It is possibly a mistake to market In My Shoes with its jovial poster of a beaming Angie Le Mar and a flyer blurb that uses 'comedy' as three of its first 20 words.
For this character showcase offers a deeper theatrical experience than just going for the laughs. It’s played with some wit, but also includes scenes that move beyond pathos and into the genuinely tragic.
The more obvious comic efforts only land some of the time, but the aim always seems to have been to provide a more rounded picture of her creations, as well as demonstrating her convincing acting talents. In the way she inhabits these fictional folk, comparisons to Whoopi Goldberg, also made in the promotional material, don’t seem too far wide of the mark.
Le Mar walks ‘in the shoes’ of six characters, linked by occasional cross-references and a slightly clunky footwear motif that always draws attention to itself whenever it returns, reaching a nadir in a pun about an unshod woman ‘baring her sole’.
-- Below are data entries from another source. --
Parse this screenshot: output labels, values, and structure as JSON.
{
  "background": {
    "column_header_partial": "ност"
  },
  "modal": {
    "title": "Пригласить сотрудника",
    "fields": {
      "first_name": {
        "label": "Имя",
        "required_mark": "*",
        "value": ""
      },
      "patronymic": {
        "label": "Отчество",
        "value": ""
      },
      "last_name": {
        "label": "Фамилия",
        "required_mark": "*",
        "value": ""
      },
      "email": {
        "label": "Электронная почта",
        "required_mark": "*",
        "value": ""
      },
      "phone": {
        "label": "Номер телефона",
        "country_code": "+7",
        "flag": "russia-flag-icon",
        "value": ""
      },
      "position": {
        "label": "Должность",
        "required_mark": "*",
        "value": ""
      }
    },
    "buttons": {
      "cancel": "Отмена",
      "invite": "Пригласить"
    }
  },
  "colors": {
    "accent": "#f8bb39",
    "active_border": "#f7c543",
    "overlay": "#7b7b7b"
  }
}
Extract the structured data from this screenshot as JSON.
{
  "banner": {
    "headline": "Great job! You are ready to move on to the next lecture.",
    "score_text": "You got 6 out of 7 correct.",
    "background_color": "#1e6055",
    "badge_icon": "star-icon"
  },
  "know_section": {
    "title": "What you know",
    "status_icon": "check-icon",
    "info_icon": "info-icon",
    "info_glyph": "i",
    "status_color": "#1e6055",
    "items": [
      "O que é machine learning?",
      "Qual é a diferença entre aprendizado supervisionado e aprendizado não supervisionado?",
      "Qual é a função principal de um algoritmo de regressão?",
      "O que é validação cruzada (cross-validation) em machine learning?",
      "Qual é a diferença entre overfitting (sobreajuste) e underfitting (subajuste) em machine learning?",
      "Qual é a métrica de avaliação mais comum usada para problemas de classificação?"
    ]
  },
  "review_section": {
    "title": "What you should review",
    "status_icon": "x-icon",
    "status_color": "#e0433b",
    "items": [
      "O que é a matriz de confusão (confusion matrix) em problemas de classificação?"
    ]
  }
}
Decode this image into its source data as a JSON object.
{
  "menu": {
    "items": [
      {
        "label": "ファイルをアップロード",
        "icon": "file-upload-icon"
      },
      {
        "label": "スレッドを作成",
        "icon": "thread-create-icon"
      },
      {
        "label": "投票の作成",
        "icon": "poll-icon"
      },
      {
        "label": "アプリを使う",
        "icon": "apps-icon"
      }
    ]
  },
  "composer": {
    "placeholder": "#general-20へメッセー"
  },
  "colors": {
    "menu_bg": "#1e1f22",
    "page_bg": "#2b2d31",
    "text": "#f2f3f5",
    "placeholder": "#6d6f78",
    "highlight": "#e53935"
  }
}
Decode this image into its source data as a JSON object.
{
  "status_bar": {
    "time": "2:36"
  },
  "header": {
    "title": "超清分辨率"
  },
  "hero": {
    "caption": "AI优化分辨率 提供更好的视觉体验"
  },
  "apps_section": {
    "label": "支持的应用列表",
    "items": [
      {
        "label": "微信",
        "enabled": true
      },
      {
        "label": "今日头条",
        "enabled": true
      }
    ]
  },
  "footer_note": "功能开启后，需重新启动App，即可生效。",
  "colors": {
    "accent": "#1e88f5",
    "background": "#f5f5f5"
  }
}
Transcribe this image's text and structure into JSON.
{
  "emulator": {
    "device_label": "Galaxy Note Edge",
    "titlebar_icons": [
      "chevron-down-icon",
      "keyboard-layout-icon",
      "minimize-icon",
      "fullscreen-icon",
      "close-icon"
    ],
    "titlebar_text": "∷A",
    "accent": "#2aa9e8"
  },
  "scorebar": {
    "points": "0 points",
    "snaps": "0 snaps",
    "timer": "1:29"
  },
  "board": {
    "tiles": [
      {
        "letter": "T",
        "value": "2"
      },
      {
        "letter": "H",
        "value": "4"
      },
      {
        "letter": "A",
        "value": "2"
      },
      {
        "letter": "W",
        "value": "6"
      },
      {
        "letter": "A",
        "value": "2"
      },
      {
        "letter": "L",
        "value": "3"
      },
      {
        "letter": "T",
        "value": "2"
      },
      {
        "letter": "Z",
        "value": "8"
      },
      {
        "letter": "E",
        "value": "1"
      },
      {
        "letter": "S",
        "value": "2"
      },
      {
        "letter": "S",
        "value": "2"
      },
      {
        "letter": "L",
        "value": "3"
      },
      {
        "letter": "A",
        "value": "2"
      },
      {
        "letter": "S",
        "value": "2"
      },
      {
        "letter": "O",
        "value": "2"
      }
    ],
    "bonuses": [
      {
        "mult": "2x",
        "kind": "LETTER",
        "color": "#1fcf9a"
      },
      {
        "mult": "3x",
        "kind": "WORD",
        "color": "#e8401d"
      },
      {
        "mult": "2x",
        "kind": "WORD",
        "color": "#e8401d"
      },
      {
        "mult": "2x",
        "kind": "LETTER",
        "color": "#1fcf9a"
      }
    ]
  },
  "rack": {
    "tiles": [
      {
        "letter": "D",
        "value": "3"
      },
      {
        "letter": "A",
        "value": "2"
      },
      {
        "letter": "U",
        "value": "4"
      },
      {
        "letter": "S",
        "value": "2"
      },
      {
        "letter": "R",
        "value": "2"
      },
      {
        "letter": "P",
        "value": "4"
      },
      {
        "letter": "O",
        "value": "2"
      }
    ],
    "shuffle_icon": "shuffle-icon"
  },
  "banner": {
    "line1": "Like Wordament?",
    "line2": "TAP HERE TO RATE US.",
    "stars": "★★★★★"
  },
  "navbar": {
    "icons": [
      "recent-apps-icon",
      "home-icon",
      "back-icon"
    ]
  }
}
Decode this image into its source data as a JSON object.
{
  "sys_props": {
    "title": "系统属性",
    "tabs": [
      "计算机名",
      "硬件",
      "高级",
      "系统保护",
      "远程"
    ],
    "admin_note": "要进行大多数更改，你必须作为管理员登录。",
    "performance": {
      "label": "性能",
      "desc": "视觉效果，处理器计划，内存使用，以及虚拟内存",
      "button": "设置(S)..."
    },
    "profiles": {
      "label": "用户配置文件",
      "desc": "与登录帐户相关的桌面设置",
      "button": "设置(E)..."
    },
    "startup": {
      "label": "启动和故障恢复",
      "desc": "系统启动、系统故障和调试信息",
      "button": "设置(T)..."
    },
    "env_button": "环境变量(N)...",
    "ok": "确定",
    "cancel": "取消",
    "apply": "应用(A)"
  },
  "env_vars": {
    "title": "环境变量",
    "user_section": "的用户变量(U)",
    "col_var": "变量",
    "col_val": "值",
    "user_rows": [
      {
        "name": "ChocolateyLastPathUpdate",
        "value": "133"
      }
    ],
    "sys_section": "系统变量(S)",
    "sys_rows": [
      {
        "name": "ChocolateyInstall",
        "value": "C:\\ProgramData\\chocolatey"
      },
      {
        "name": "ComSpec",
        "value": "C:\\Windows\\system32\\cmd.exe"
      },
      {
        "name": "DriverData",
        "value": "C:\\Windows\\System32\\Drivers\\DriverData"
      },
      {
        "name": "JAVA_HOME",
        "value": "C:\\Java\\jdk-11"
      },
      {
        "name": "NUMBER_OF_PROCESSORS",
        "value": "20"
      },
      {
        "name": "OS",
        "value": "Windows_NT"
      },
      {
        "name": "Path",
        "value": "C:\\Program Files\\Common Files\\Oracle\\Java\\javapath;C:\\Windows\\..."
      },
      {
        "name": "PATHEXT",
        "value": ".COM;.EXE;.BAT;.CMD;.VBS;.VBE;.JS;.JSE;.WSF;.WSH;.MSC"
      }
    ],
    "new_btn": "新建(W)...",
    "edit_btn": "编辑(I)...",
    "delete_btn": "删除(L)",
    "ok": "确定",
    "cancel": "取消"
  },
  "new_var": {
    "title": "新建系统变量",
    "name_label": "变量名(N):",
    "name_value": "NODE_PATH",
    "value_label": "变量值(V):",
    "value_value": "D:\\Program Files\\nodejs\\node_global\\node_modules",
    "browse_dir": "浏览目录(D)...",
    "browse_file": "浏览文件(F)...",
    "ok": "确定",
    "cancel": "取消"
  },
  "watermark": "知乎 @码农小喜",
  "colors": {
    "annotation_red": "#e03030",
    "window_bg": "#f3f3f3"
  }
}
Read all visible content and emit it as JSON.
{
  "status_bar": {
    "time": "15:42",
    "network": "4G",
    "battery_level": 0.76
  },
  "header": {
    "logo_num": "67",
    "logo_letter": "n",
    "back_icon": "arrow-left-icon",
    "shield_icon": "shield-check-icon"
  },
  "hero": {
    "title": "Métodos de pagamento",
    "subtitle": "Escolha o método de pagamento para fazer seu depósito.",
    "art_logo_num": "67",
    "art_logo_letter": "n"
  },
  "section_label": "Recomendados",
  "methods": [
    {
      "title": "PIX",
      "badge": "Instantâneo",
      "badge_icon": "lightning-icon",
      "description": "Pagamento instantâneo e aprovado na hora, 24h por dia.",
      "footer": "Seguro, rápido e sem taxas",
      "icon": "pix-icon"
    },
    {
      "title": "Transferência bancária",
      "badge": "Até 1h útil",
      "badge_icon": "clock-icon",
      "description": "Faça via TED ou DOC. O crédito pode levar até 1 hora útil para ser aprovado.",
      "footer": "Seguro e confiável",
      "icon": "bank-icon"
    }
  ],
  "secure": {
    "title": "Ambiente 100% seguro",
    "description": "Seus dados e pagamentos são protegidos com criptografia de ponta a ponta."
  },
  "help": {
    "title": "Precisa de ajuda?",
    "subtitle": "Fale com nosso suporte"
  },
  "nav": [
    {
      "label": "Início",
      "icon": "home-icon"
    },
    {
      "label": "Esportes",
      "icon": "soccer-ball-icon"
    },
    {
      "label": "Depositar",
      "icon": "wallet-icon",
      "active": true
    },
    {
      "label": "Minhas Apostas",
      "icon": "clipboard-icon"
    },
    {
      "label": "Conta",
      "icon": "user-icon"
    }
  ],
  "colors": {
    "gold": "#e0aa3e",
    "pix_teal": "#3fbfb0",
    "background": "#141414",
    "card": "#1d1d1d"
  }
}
The first alter ego we meet is American soul diva Falushilah Falashilay, reprised from Le Mar’s mid-Nineties revue Funny Black Women On The Edge. Despite this vintage, her complaints about the devaluation of celebrity have a modern, reality-era ring – even if it’s not an original thought. Such musing are twinned with numerous examples of Falashilay’s own high-maintenance lifestyle, cashing in on her charisma.
Although she’s at the other end of the socio-economic scale, unemployed Rebecca Star is on similar territory, arguing with an unseen JobCentre clerk that she can find a way out of her situation – by becoming a model just like her idol, Jordan. Yet this sketch turns out to be one of the more disturbing pieces, as she divulges the sexual abuse that led her to think this way.
Similarly, rude girl Dupre McKenzie gets some easy laughs from her loose clothing and even looser gait – but it turns out she is slouching her way towards a remorseful talk to young offenders, where she is haunted by painful memories of the youngster she fatally stabbed.
As well as pathos, we have bathos as these sombre ideas give way again to comic caricatures such as the singleton Valerie Simpson, whose ups and downs of high-expectations dating will be universally recognised – and laughed at. However, the random snatches of songs that sum up her situation are an imposition.
Samantha Hyde is an am dram queen trying to recapture her day in the spotlight, oh-so long ago, as she suffers the indignity of changing in a draughty church hall toilet – and having to improvise after forgetting her tampons. Such broad humour is over-the-top compared to the realism of much of the show, but it hits home.
But the outright funniest character Le Mar presents is author and lifestyle guru Charmaine Lawrence: an author-cum-lifestyle guru who absent-mindedly glides into defiant Jamaican street patois – and even Bob Marley lyrics – whenever her motives are questioned.
And then we are back to chanteuse Falashilay – though in truth she barely gets around to singing. Instead she taunts the audience for being ugly, smelly or having poor dress sense. Beneath this, Le Mar shows a few flashes of quick-thinking cleverness, but in general the insults, though well-received, are one-dimensional. And since this badinage is all conducted to the supposed introduction to a song, it’s backed by eight bars of simplistic soul preamble repeated and repeated and repeated over an infuriating and brain-numbing ten minutes.
It’s a frustrating end to rewarding night of … well, not comedy, exactly, but theatre.